The effect of gamma tACS over the M1 region and cerebellar hemisphere does not depend on current intensity.
J Clin Neurosci. 2019 Apr 03;:
Authors: Miyaguchi S, Otsuru N, Kojima S, Yokota H, Saito K, Inukai Y, Onishi H
Transcranial alternating current stimulation (tACS) has been shown to modulate neural connectivity in the cortical area under experimental electrodes. Although gamma tACS over the M1 region and the cerebellar hemisphere has been shown to improve motor performance, the optimal stimulation method has not been clarified. In this study, we aimed to clarify whether the effect of gamma tACS over M1 and the cerebellar hemisphere depends on current intensity. Twenty healthy adults performed a visuomotor control task using their right index finger for 30 s during tACS (70 Hz) over the left M1 and the right cerebellar hemisphere. Each subject participated in 10 trials, separated by intervals of 3 min.
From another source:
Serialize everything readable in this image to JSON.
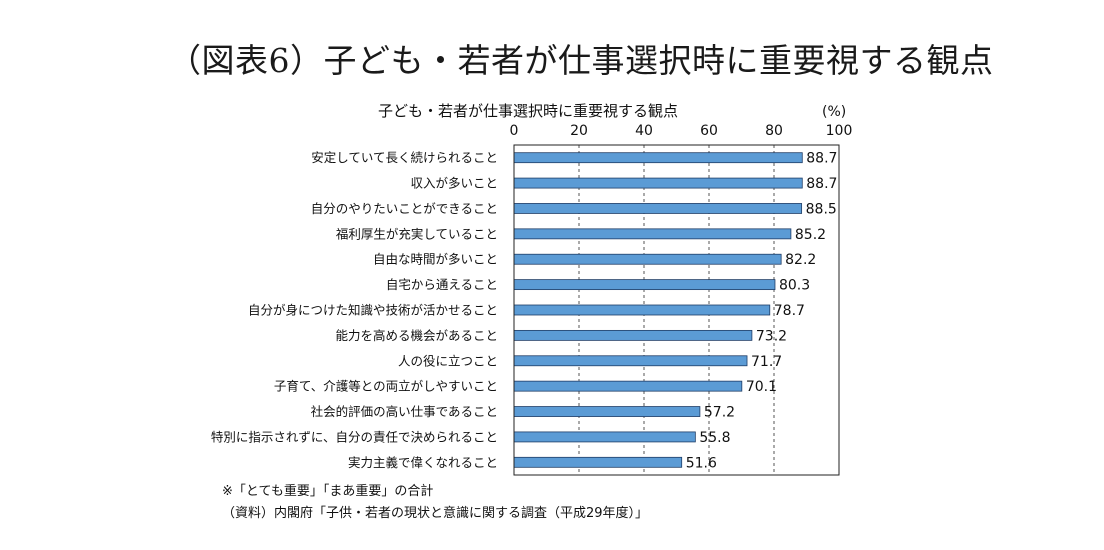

Three stimulation conditions were applied: (1) pseudo-stimulation (sham condition), (2) tACS with a current intensity of 1.0 mA and (3) tACS with a current intensity of 2.0 mA. Our results indicated that regardless of the current intensity, participants with the lower motor performance had better motor performance under both tACS conditions. Such a correlation was not observed under the sham condition. Collectively, our findings demonstrated that the effect of gamma tACS over M1 and the cerebellar hemisphere does not depend on current intensity, and that motor performance slightly improved in both tACS conditions for participants with lower motor performance.